叔父様、変身する

 マチルダは手短に起こった事を話した。コーデリアの顔に驚きの色はあまり現れなかった。立て続けに変なことばかり起きて、驚き尽くしてしまったのかもしれない。


 トーマス卿は部屋の隅を苛立たし気に、ぐるぐると歩き回っていた。ぶつぶつと独り言を言っている。


「あれは……あれはなんだったのだ? 始祖鳥か? 庭の恐竜……どうしてそんなものがここに……。けれどももし捕らえられたら……私のコレクションに……展示して……」


 トーマス卿はまだ、あの奇妙な生き物らを捕まえる気でいるのだ。マチルダは眩暈がした。そして心配になった。あのような生き物はまだ他にもいるのだろうか? そして屋敷の人びとは? どうしてシャーロットは戻ってこないのだ?


「……私の……私のコレクションに……私の偉大なコレクションがさらに素晴らしいものに……そして私の栄誉は……さらに……」


 トーマス卿はまだ何やら言っている。その目がどこか一点をじっと見つめている。トーマス卿の様子も、マチルダの心を落ち着かなくさせた。トーマス卿は何かに取りつかれてしまったかのようだ。


「……叔父様がバターになってしまうわ」


 突然コーデリアがぽつりと呟いた。何を急に言い出すのだろう、とマチルダは混乱した。が、すぐにコーデリアの言いたいことがわかった。物語に出てくるあるエピソードだ。男の子がトラに追いかけられる。男の子は木に登るが、トラは木の周りをぐるぐるして、結局バターになってしまう――。
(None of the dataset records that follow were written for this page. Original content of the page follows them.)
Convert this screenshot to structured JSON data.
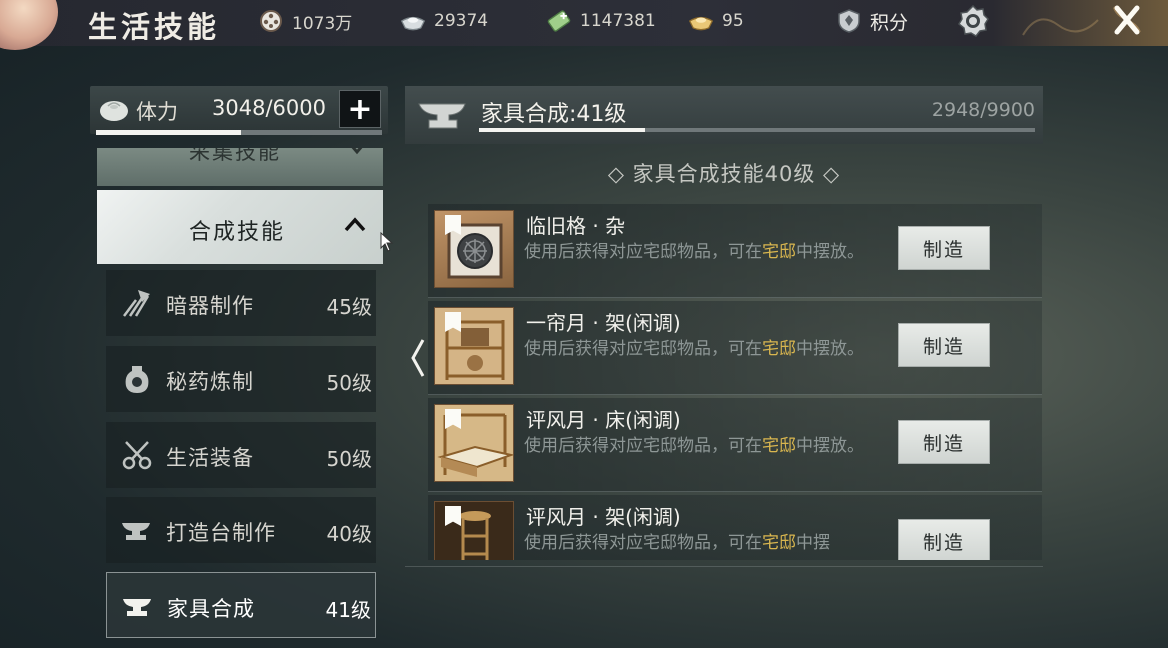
{
  "topbar": {
    "title": "生活技能",
    "resources": [
      {
        "icon": "coin-reel-icon",
        "value": "1073万"
      },
      {
        "icon": "silver-ingot-icon",
        "value": "29374"
      },
      {
        "icon": "green-ticket-icon",
        "value": "1147381"
      },
      {
        "icon": "gold-ingot-icon",
        "value": "95"
      }
    ],
    "points_label": "积分",
    "close_label": "✕"
  },
  "stamina": {
    "label": "体力",
    "value": "3048/6000",
    "add_label": "+",
    "fraction": 0.508
  },
  "sidebar": {
    "collapsed_category": "采集技能",
    "open_category": "合成技能",
    "skills": [
      {
        "name": "暗器制作",
        "level": "45级",
        "icon": "dart-icon"
      },
      {
        "name": "秘药炼制",
        "level": "50级",
        "icon": "potion-jar-icon"
      },
      {
        "name": "生活装备",
        "level": "50级",
        "icon": "scissors-icon"
      },
      {
        "name": "打造台制作",
        "level": "40级",
        "icon": "anvil-icon"
      },
      {
        "name": "家具合成",
        "level": "41级",
        "icon": "anvil-icon",
        "active": true
      }
    ]
  },
  "main": {
    "title": "家具合成:41级",
    "exp": "2948/9900",
    "exp_fraction": 0.298,
    "section_label": "◇ 家具合成技能40级 ◇",
    "items": [
      {
        "name": "临旧格 · 杂",
        "desc_pre": "使用后获得对应宅邸物品，可在",
        "desc_hl": "宅邸",
        "desc_post": "中摆放。",
        "button": "制造"
      },
      {
        "name": "一帘月 · 架(闲调)",
        "desc_pre": "使用后获得对应宅邸物品，可在",
        "desc_hl": "宅邸",
        "desc_post": "中摆放。",
        "button": "制造"
      },
      {
        "name": "评风月 · 床(闲调)",
        "desc_pre": "使用后获得对应宅邸物品，可在",
        "desc_hl": "宅邸",
        "desc_post": "中摆放。",
        "button": "制造"
      },
      {
        "name": "评风月 · 架(闲调)",
        "desc_pre": "使用后获得对应宅邸物品，可在",
        "desc_hl": "宅邸",
        "desc_post": "中摆",
        "button": "制造"
      }
    ]
  },
  "colors": {
    "highlight": "#d9b64f",
    "accent_light": "#f4f4f0"
  }
}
 現在のトーマス卿も、同じところをぐるぐるとしているのだった。マチルダはコーデリアに優しく言った。


「あの話はトラが複数出てきたじゃありませんか。きっとたくさんいたからお互いにくっつきあって、バターになってしまったんです。けれども今はトーマス卿ただ一人。バターになることはありませんわ」


 マチルダの言う通り、トーマス卿はバターにはならなかった。バターにはならなかった。が、しかし。バターではない別のものになったのだった。




――――




 最初、自分の目がおかしいのだろうかとマチルダは思った。トーマス卿の姿がぼやけて見えるのだ。マチルダは瞬きをして、さらにトーマス卿を見つめた。やっぱりぼやけている。というより、トーマス卿の姿がどんどんと頼りなく、透明になりつつある。


 マチルダは呆然として事態を見守った。トーマス卿の身体は透けはじめ、それは次第にひどくなり、やがて、消えた。いや、消えたのではなかった。とても小さくなったのだ。小さくなり、そして、人間の姿ではなくなっていた。


「叔父様!」


 コーデリアの悲鳴が響いた。コーデリアとマチルダはどちらともなく、トーマス卿の方へ駆け寄っていた。
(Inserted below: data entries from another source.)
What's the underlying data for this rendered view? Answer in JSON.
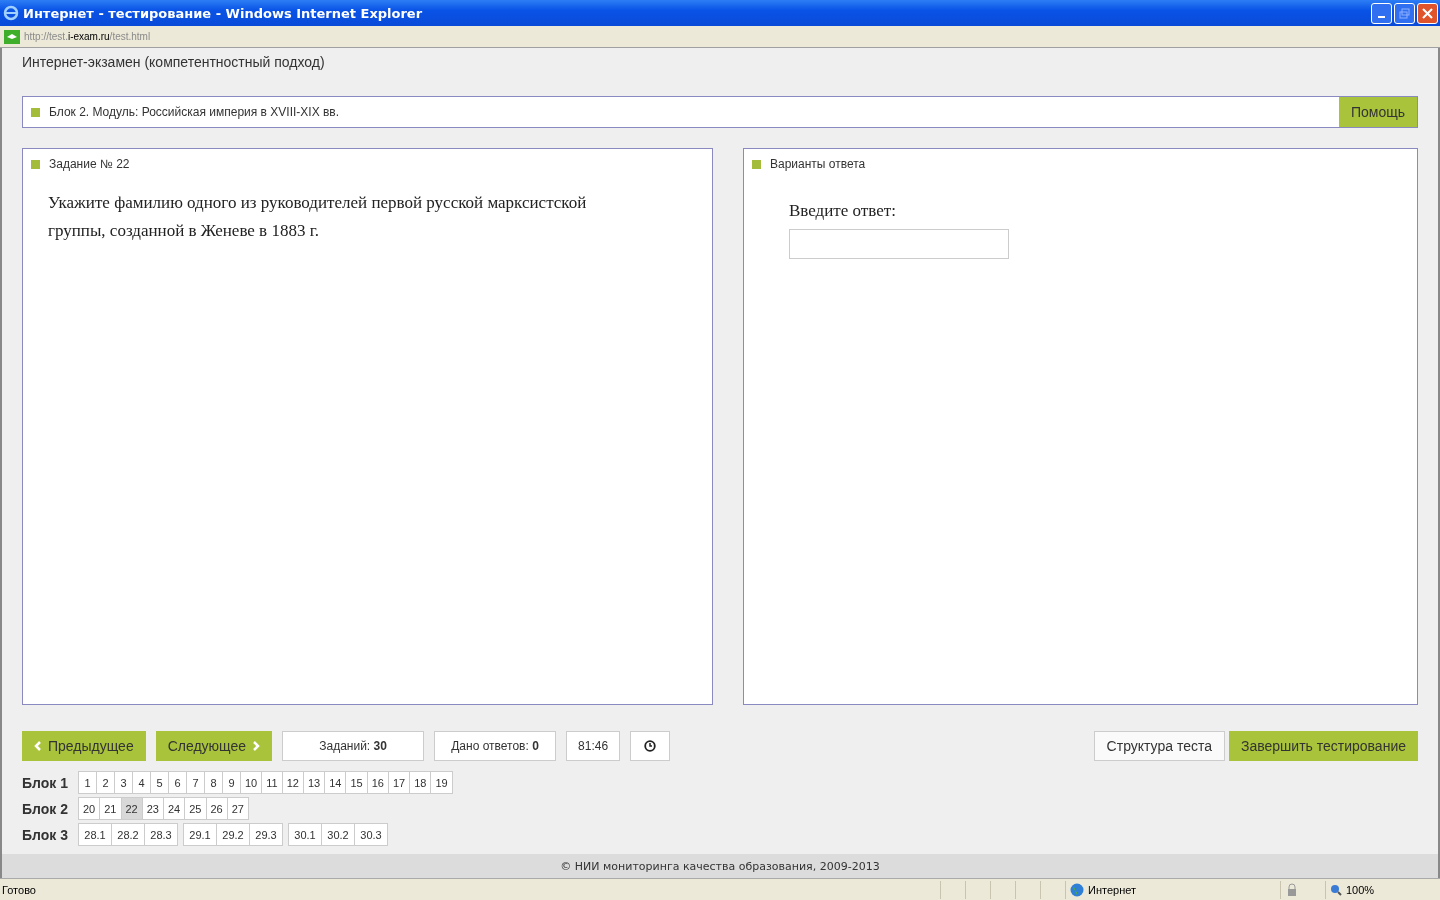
{
  "window": {
    "title": "Интернет - тестирование - Windows Internet Explorer"
  },
  "address": {
    "prefix": "http://test.",
    "domain": "i-exam.ru",
    "suffix": "/test.html"
  },
  "header": "Интернет-экзамен (компетентностный подход)",
  "module_bar": {
    "label": "Блок 2. Модуль: Российская империя в XVIII-XIX вв.",
    "help": "Помощь"
  },
  "task_panel": {
    "title": "Задание № 22",
    "text": "Укажите фамилию одного из руководителей первой русской марксистской группы, созданной в Женеве в 1883 г."
  },
  "answer_panel": {
    "title": "Варианты ответа",
    "prompt": "Введите ответ:"
  },
  "nav": {
    "prev": "Предыдущее",
    "next": "Следующее",
    "tasks_label": "Заданий:",
    "tasks_value": "30",
    "answers_label": "Дано ответов:",
    "answers_value": "0",
    "timer": "81:46",
    "structure": "Структура теста",
    "finish": "Завершить тестирование"
  },
  "blocks": [
    {
      "label": "Блок 1",
      "groups": [
        [
          {
            "n": "1",
            "selected": false
          },
          {
            "n": "2",
            "selected": false
          },
          {
            "n": "3",
            "selected": false
          },
          {
            "n": "4",
            "selected": false
          },
          {
            "n": "5",
            "selected": false
          },
          {
            "n": "6",
            "selected": false
          },
          {
            "n": "7",
            "selected": false
          },
          {
            "n": "8",
            "selected": false
          },
          {
            "n": "9",
            "selected": false
          },
          {
            "n": "10",
            "selected": false
          },
          {
            "n": "11",
            "selected": false
          },
          {
            "n": "12",
            "selected": false
          },
          {
            "n": "13",
            "selected": false
          },
          {
            "n": "14",
            "selected": false
          },
          {
            "n": "15",
            "selected": false
          },
          {
            "n": "16",
            "selected": false
          },
          {
            "n": "17",
            "selected": false
          },
          {
            "n": "18",
            "selected": false
          },
          {
            "n": "19",
            "selected": false
          }
        ]
      ]
    },
    {
      "label": "Блок 2",
      "groups": [
        [
          {
            "n": "20",
            "selected": false
          },
          {
            "n": "21",
            "selected": false
          },
          {
            "n": "22",
            "selected": true
          },
          {
            "n": "23",
            "selected": false
          },
          {
            "n": "24",
            "selected": false
          },
          {
            "n": "25",
            "selected": false
          },
          {
            "n": "26",
            "selected": false
          },
          {
            "n": "27",
            "selected": false
          }
        ]
      ]
    },
    {
      "label": "Блок 3",
      "groups": [
        [
          {
            "n": "28.1",
            "selected": false
          },
          {
            "n": "28.2",
            "selected": false
          },
          {
            "n": "28.3",
            "selected": false
          }
        ],
        [
          {
            "n": "29.1",
            "selected": false
          },
          {
            "n": "29.2",
            "selected": false
          },
          {
            "n": "29.3",
            "selected": false
          }
        ],
        [
          {
            "n": "30.1",
            "selected": false
          },
          {
            "n": "30.2",
            "selected": false
          },
          {
            "n": "30.3",
            "selected": false
          }
        ]
      ]
    }
  ],
  "footer": "© НИИ мониторинга качества образования, 2009-2013",
  "status_bar": {
    "text": "Готово",
    "zone": "Интернет",
    "zoom": "100%"
  }
}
 そこにあったのはバター……ではなかった。小さな、ネズミのような、茶色い生き物がいたのだ。生き物は戸惑うように、鼻先を右に左に向けていた。ネズミのようではあるけれど、こんなネズミは見たことがないとマチルダは思った。丸い耳にとがった鼻、長い尻尾を持つ生き物ではあるけれど……けれどもやはり、よく見るネズミとはどこか違う。
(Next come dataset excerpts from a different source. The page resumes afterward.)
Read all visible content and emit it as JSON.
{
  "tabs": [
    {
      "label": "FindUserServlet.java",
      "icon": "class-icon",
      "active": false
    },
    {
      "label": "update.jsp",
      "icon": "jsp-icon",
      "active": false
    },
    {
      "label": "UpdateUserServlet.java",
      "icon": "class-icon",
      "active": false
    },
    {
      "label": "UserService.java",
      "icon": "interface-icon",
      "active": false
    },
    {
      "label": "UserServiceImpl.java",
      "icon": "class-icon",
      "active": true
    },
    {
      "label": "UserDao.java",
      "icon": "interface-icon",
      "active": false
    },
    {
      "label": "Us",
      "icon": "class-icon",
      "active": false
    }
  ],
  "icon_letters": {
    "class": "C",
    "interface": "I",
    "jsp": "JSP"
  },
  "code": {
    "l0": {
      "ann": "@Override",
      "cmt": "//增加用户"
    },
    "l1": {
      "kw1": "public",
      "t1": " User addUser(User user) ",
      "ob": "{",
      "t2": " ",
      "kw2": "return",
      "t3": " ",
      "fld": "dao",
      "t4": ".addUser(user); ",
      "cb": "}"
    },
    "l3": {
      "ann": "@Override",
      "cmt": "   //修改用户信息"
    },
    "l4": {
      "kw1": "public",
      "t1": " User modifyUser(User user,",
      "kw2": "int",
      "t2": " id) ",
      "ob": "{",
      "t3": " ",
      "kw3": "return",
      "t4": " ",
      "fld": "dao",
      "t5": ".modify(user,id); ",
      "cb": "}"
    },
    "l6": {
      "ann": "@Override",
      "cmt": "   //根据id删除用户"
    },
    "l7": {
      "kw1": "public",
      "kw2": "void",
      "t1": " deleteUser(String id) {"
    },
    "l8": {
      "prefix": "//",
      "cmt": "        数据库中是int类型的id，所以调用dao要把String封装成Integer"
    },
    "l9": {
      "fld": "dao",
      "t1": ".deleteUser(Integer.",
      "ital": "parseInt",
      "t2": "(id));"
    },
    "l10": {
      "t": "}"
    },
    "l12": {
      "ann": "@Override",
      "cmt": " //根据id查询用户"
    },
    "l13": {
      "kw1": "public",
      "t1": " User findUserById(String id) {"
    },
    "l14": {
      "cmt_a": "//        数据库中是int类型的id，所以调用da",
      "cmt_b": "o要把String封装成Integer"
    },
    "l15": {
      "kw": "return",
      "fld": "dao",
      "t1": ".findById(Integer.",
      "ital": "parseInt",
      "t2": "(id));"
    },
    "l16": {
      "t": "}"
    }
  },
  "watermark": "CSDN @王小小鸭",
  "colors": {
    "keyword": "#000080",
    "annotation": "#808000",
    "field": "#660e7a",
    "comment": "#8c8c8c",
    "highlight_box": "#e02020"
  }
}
 ネズミは、トーマス卿は、意を決したようにどこかへ走り出そうとした。コーデリアが叫んだ。


「叔父様が逃げてしまうわ!」


 マチルダはたちまち反応した。サイドテーブルのクロスを乱暴にひきはがすと、それをネズミの上に投げかけた。ネズミがもがいているうちに、素早くクロスのうちに閉じ込めてしまう。袋状にして、端を持ってぶら下げた。中ではネズミが暴れまわっていた。


「……。あの、これを……このネズ……いえ、トーマス卿をどうしましょう」


 マチルダが袋状のクロスを持ったまま尋ねた。コーデリアの顔は泣き出さんばかりだった。


「かわいそうな叔父様! こんなへんてこな姿になってしまって……」


 へんてこな姿の叔父様はクロスの中で大いに暴れている。マチルダは心配になってきた。このままだと布を食い破られてしまうのではないだろうか。


「とりあえず、小動物を入れる檻か何かがあればいいんですが。このまま持ってるわけにもいきませんし」

「昔ウサギを飼っていたときの檻があったはずだわ。でも今はどこにあるんだろう……。下男の誰かに訊けばわかると思うのだけど……」


 でもその下男が、使用人が一人もいないのだ。二人は重苦しく黙った。